Les armateurs de porte-conteneurs n’ont ressenti le ralentissement économique que pendant une période relativement courte. Étonnamment, ils ont bénéficié des tensions actuelles : de nombreux navires contournent la mer Rouge via le cap de Bonne-Espérance pour échapper aux attaques des rebelles yéménites houthistes, ce qui prolonge les voyages et nécessite davantage de navires pour fournir le même service. De plus, en raison du risque de pénurie de moyens de transport et de perturbations dans certains ports, les expéditeurs planifient à l’avance les livraisons vers l’Europe et l’Amérique du Nord. Cette hausse de la demande provoque une hausse des taux de fret à court terme fixés par les armateurs, augmentant ainsi leurs profits. Tout cela est assorti d’une reprise de la guerre tarifaire entre la Chine, les États-Unis et l’Europe.

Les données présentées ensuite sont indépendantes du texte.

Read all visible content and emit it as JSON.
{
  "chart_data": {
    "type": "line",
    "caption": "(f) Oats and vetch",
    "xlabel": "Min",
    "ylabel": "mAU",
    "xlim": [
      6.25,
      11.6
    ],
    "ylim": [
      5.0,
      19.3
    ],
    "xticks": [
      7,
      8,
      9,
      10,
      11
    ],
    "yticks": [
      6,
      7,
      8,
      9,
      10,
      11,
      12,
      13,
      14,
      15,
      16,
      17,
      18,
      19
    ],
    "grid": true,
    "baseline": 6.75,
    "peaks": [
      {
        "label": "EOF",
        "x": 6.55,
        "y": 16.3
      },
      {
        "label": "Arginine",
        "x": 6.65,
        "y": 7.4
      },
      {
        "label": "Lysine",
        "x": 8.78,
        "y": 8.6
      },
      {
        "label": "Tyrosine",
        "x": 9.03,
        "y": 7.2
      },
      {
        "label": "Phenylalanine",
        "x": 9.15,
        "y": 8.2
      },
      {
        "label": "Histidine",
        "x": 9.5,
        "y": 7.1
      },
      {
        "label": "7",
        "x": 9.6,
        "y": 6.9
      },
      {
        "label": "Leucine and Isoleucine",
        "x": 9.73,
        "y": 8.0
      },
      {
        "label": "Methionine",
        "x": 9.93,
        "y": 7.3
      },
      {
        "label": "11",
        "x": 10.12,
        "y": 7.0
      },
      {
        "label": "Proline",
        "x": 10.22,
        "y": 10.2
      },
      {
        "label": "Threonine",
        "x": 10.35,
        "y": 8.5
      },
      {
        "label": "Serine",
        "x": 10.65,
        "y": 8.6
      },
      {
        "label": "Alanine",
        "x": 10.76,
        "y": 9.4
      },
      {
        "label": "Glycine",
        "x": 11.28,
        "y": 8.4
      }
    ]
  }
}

“Six mois auparavant, nous projetions une année 2024 semblant être une déambulation dans le désert. Maintenant, bien entendu, la situation a complètement évolué”, déclarait Peter Sand, analyste principal chez Xeneta, lors de la conférence professionnelle sur les ports le 11 juin à Rotterdam, aux Pays-Bas. Par conséquent, les tarifs facturés aux industriels et aux retailers pour le transport de leurs marchandises – généralement moins élevés à cette période de l’année – ont grimpé depuis le début de l’année.
Selon l’indice composite de Drewry, un cabinet britannique, le prix moyen a augmenté de 1 400 dollars (1 310 euros) à la fin de novembre 2023 à 4 801 dollars le 13 juin. Pour certaines lignes entre les ports chinois et européens ou américains, les prix peuvent grimper jusqu’à 6 000 ou 7 000 dollars. L’indice avait atteint un sommet de 10 000 dollars en septembre 2021, un pic que Bloomberg prévient qu’il pourrait être de nouveau atteint sur des trajets Asie-Europe du Nord. Par rapport à 2019 avant la crise sanitaire, les tarifs moyens ont grimpé de +238%, selon Drewry.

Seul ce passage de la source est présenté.